Richard Wilbur, former U.S. poet laureate, will give a reading at Cornell April 10

Pulitzer Prize winner and former U.S. Poet Laureate Richard Wilbur will give a poetry reading Thursday, April 10, at 4:30 p.m. in Hollis E. Cornell Auditorium of Goldwin Smith Hall at Cornell.

The reading is free and open to the public.

Wilbur published his first volume of poetry, The Beautiful Changes, in 1947 and has since won high praise for his work. He was twice honored with a Pultizer Prize: in 1957 for Things of This World and in 1989 for New and Collected Poems. His other acclaimed titles include Ceremony, Things of This World, Advice to a Prophet, Walking to Sleep and The Mind Reader.

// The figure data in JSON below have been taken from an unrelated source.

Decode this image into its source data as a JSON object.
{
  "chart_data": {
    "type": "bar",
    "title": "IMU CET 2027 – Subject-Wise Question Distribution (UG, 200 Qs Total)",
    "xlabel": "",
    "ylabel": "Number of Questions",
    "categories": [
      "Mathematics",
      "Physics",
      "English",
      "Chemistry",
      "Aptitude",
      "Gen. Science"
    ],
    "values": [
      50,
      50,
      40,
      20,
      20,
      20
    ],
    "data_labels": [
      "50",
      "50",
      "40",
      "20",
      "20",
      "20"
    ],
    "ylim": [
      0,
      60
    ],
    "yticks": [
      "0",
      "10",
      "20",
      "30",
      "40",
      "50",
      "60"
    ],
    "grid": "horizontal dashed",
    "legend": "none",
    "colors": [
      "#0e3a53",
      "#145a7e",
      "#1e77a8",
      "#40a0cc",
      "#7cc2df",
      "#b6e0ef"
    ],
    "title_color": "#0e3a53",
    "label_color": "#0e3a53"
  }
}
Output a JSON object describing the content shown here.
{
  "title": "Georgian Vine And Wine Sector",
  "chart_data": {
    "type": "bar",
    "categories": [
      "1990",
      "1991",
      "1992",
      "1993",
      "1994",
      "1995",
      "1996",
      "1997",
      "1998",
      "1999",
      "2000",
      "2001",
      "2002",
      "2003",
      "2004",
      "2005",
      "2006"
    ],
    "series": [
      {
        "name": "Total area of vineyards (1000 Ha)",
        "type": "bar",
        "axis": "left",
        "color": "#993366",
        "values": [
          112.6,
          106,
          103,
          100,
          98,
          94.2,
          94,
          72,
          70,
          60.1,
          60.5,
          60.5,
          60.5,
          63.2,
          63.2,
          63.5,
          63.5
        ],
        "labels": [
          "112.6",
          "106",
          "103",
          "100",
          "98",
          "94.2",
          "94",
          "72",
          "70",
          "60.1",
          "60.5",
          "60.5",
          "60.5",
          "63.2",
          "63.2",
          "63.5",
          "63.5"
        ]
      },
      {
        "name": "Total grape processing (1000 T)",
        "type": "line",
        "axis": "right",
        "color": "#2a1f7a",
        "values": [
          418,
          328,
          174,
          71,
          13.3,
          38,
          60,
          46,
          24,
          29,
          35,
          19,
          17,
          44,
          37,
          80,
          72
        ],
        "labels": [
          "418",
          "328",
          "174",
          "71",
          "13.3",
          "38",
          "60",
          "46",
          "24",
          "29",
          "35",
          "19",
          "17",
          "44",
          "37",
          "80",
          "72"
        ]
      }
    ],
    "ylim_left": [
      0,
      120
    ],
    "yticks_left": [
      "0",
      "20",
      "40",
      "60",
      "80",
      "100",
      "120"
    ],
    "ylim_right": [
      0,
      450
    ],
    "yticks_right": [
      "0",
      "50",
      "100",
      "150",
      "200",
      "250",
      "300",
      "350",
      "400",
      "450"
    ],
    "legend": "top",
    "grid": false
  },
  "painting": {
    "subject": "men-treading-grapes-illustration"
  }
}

"Richard Wilbur is certainly one of the leading poets writing in English. He's also the most distinguished translator of French poetry and the leading Edgar Allan Poe critic of our time," said Robert Morgan, Cornell professor of English. "What is remarkable about Richard's work is the formal perfection of the poem and the power of observation, such as when he describes a fountain in Rome in The Baroque Wall Fountain; you not only see it but you also hear the water splashing."

Wilbur also has collaborated with Lillian Hellman and Leonard Bernstein in writing the lyrics for the comic opera Candide. He has published a collection of essays,Responses, and has written the children's books Loudmouse, Opposites and More Opposites.

Educated at Amherst College and Harvard University, Wilbur became the United States' second Poet Laureate in 1987, succeeding Robert Penn Warren. A former president of the American Academy of Arts and Letters, Wilbur recently was made a chevalier of the Ordre des Palmes Academiques in Paris.